The reasoning for this is simple: The more mediums they use, the more accessible the work, the more people they can reach.
“All of us are different types of artists, and there’s no reason to separate them, especially because people are not monolithic,” Jones said. “Everyone enjoys things differently, everyone learns differently. So if you bring in a collaboration of different forms of art, you’re guaranteed to touch everyone in there.”
Given the myth surrounding Black people and swimming that pervades society, this experience is clearly necessary and important. Jones and Martin agree that this is inarguable.
“Knowledge is power, for one, and oftentimes us in the Black community are led in the opposite direction of what is factual,” Jones said. “So it’s important that we show that we do swim. We’ve been swimming. You can swim. The fear is in oneself, not in the actual act. So most people, once they learn about something, it’s easier for them to actually do.”
“Working with Evolutionary Aquatics, their entire mission is that the African Diaspora is a deeply, deeply rich connection to swimming and aquatics and the water and boats and the ocean and all of that,” Martin continued. “A lot of these myths, which are, more bluntly put, lies, are very constructed.”
Martin pointed out a lesson that Ford is known for teaching; when white westerners first encountered Africans, those Africans were regular swimmers, and most white people at that time couldn’t actually swim.
“The breaststroke is an African stroke. All of these things that we take as fact come from a systemic creation,” Martin said. “Without that knowledge, it’s easy to just accept this as the reality, this as something that’s been naturalized over and over and over.”
“So as Evolutionary Aquatics work so hard to correct that narrative — not change that narrative, correct it — we think that our work is a good way to extend that into an experience, because it’s easier to learn something that’s inside of you, inside of your body, than just in your head,” she continued.
Following that experience, Jones and Martin say they hope people will take to heart what they’ve discovered in the larger context of American society.
“I would hope that they take away knowledge, the desire, the yearning to continue or begin swimming,” Jones said.

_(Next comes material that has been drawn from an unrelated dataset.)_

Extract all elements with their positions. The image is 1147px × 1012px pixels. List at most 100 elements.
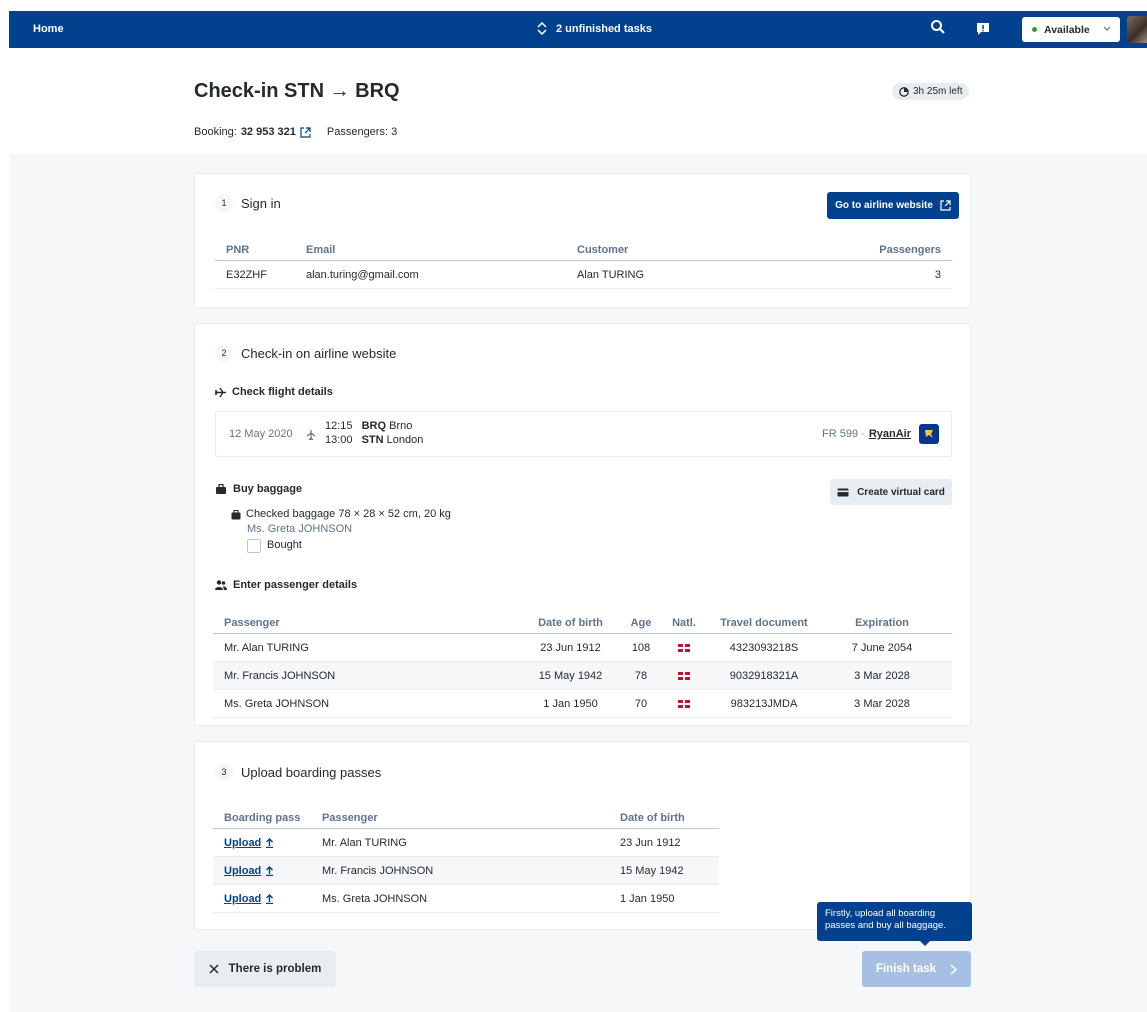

“We want to make sure that people leaving the show connect with Evolutionary Aquatics,” Martin said. “Go take a lesson. Go paddle in the kayak. Go swim at Double Oaks. We really want this to be something that activates and through all of this swimming, we create a community that’s healthy and thriving and joyful and celebratory.”
SwimCap will run from Aug. 18-20, with shows on Friday at 7:30 p.m., Saturday at 2 p.m. and 7:30 p.m., and Sunday at 2 p.m. and 7:30 p.m. It will take place at Brooklyn Grace, formerly Grace A.M.E. Zion Church, located at 219 South Brevard St. in the area of Uptown formerly known as Brooklyn.